The next two tranches of notes will provide the second and subsequent event named storm reinsurance and initially there was a target to secure $150 million of protection across these two classes of notes.
The Class C1 tranche are now sized at between $50 million and $80 million and the price has also fallen, to 91.75%, so an 8.25% equivalent spread and at the bottom of the initial range.
The Class C 2 notes are now sized at between $120 million and $150 million, while their pricing has narrowed to between 9.5% and 9.75%.
Update 2:
SageSure has now fixed the target size for its new Gateway Re Ltd. (Series 2025-1) catastrophe bond issuance at $520 million.
The Class AAA notes are now up to $110 million in size, we are told and pricing has fallen again to 4.25% to 4.5%.
The Class AA notes are now $130 million in size and their zero-coupon pricing has also fallen further to 93.5% to 93.75%, so a rough spread equivalent of 6.25% to 6.5%.
What was an $80 million Class A tranche of notes still remain at that size, and their pricing has also fallen again to between 10.5% and 10.75%.
The next two tranches of notes will provide the second and subsequent event named storm reinsurance and initially there was a target to secure $150 million of protection across these two classes of notes.
The Class C1 tranche are now sized at $50 million and the price has remained at 91.75%, so an 8.25% equivalent spread and at the bottom of the initial range.
The Class C 2 notes are now sized at $150 million, while their pricing has been fixed at 9.5%, so the bottom of the updated range.
Update 3:
SageSure has now secured the largest cat bond yet for any of its underwriting entities, achieving the target of $520 million in reinsurance from this new Gateway Re Ltd. (Series 2025-1) catastrophe bond.
Recall that the first three tranches are first event in nature of their coverage.
The Class AAA notes were finalised at $110 million in size, with pricing at the lowest-end of 4.25%.
The Class AA notes were finalised at $130 million, with their zero-coupon pricing fixed at 93.75%, so a rough spread equivalent of 6.25% and again the bottom of reduced guidance.
The Class A tranche of notes remained at $80 million in size, and their pricing was finalised at 10.5%, so the bottom of reduced guidance.
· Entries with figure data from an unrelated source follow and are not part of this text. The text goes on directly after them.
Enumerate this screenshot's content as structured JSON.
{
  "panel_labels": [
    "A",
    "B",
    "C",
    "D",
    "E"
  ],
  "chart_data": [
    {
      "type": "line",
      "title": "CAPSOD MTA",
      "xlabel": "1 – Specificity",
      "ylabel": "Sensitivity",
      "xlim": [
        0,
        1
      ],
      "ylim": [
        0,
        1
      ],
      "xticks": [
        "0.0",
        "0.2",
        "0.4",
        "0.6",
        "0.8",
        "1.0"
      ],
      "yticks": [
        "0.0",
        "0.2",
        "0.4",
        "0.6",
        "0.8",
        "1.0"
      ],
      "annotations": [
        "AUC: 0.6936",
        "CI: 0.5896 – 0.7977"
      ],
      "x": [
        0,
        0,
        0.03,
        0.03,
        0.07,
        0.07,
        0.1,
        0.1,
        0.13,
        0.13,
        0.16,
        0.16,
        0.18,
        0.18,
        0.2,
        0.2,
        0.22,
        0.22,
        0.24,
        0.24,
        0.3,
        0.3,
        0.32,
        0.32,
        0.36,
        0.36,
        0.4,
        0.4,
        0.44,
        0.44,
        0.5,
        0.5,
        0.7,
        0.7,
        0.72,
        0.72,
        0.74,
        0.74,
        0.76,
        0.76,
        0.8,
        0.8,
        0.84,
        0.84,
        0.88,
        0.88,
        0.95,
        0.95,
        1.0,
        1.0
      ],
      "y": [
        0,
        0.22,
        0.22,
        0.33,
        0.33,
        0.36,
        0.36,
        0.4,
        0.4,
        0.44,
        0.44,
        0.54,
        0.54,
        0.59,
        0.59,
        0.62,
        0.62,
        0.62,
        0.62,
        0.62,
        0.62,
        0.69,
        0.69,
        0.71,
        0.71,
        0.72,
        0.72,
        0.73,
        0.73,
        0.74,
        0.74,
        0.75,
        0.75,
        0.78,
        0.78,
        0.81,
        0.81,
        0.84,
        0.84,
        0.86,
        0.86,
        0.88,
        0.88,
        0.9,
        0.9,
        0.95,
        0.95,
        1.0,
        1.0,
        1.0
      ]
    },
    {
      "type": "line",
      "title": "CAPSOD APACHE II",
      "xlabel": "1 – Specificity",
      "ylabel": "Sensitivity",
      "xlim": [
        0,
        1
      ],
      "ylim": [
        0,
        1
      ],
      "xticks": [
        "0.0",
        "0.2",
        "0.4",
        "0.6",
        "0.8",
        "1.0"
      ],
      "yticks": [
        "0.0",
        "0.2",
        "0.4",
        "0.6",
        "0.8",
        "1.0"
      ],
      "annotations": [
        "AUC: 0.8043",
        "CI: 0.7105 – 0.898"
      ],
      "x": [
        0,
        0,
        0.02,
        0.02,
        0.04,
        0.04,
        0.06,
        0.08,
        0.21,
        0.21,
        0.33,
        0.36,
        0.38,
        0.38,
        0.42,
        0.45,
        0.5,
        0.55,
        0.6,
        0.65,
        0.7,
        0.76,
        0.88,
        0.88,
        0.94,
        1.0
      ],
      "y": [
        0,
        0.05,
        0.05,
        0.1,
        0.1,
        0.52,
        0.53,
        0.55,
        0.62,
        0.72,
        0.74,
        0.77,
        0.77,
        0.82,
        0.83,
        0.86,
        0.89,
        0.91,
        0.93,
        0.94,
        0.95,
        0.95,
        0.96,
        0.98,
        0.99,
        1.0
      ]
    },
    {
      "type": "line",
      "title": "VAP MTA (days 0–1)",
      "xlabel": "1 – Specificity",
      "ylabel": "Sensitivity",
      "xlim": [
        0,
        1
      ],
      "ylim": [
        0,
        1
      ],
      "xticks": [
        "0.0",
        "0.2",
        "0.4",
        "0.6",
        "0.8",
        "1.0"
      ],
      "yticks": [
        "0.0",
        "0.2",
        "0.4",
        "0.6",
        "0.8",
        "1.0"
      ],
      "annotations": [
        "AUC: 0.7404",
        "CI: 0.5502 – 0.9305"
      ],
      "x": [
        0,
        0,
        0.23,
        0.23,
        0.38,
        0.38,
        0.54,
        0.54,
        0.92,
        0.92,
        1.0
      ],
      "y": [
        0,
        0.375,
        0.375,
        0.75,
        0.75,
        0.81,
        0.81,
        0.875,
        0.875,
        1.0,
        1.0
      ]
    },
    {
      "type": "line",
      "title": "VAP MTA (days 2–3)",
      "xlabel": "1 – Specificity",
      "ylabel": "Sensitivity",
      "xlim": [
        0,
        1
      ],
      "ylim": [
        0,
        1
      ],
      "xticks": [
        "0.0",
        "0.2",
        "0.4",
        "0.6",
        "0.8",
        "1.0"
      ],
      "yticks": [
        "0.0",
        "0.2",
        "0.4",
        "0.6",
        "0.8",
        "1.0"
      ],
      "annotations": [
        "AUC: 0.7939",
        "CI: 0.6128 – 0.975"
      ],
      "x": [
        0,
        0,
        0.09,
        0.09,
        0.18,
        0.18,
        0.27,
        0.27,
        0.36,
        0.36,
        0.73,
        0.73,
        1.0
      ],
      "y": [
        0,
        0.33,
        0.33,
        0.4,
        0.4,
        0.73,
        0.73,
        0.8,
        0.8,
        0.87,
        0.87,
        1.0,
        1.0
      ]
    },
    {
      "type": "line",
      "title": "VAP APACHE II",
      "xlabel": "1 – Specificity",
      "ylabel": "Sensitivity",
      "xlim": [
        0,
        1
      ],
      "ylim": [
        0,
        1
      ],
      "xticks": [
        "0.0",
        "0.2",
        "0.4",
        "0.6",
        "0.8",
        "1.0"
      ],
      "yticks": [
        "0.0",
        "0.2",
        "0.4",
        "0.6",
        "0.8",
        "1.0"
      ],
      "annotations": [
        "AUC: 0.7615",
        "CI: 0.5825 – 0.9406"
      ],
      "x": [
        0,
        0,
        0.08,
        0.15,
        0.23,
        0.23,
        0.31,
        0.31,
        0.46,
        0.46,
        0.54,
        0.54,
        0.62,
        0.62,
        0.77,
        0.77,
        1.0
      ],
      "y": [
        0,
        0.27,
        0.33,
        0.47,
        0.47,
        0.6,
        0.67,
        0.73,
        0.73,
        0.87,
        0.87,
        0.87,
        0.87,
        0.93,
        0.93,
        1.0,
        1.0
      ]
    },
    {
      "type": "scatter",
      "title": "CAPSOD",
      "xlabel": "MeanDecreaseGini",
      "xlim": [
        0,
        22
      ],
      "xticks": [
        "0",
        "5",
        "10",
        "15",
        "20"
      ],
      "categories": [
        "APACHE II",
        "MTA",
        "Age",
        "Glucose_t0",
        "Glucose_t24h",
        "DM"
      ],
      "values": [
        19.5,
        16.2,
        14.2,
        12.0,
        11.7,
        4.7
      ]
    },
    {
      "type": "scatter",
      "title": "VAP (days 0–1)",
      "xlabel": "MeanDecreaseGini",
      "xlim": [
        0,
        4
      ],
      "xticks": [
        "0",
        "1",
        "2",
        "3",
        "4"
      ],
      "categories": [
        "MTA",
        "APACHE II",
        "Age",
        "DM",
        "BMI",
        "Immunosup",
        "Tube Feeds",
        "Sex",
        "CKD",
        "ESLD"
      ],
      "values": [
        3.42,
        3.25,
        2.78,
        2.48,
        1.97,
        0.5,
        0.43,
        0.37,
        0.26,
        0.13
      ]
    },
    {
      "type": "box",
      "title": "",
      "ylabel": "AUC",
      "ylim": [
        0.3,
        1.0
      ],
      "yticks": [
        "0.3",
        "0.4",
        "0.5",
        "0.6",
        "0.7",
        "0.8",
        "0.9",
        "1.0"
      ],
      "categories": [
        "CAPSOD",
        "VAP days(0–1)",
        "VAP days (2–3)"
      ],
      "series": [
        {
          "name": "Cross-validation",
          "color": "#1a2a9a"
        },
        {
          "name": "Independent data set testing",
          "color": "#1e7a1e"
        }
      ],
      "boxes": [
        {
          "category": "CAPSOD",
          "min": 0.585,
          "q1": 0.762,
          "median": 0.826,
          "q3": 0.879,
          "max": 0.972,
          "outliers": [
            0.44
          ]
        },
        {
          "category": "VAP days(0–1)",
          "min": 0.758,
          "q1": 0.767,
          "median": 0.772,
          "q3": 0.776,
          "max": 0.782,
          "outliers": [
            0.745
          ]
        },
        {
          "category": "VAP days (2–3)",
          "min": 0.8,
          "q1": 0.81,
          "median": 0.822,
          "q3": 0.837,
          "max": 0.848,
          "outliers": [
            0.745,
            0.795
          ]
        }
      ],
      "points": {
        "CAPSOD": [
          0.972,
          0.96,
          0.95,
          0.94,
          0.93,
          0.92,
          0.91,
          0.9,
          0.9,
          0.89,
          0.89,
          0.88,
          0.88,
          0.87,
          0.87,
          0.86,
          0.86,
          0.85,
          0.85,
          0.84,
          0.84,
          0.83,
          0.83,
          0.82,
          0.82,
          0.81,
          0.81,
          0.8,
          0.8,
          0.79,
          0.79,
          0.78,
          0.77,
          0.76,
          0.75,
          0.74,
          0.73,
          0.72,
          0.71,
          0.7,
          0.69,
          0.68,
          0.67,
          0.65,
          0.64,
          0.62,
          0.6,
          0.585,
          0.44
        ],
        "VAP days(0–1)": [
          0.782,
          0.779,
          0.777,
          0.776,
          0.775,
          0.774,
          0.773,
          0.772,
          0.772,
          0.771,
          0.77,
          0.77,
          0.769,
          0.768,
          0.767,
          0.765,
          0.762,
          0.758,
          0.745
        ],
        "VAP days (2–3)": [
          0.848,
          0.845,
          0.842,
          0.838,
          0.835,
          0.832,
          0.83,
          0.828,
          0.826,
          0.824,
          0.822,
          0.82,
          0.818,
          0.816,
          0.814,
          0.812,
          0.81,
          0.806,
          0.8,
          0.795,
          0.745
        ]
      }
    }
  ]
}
The next two tranches of notes will provide the second and subsequent event named storm reinsurance and initially there was a target to secure $150 million of protection across these two classes of notes.
The Class C1 tranche were finalised at $50 million and priced at 91.75%, so an 8.25% equivalent spread and at the bottom of the initial range.
The Class C 2 notes were finalised at $150 million and priced at 9.5%, so the bottom of their updated guidance range.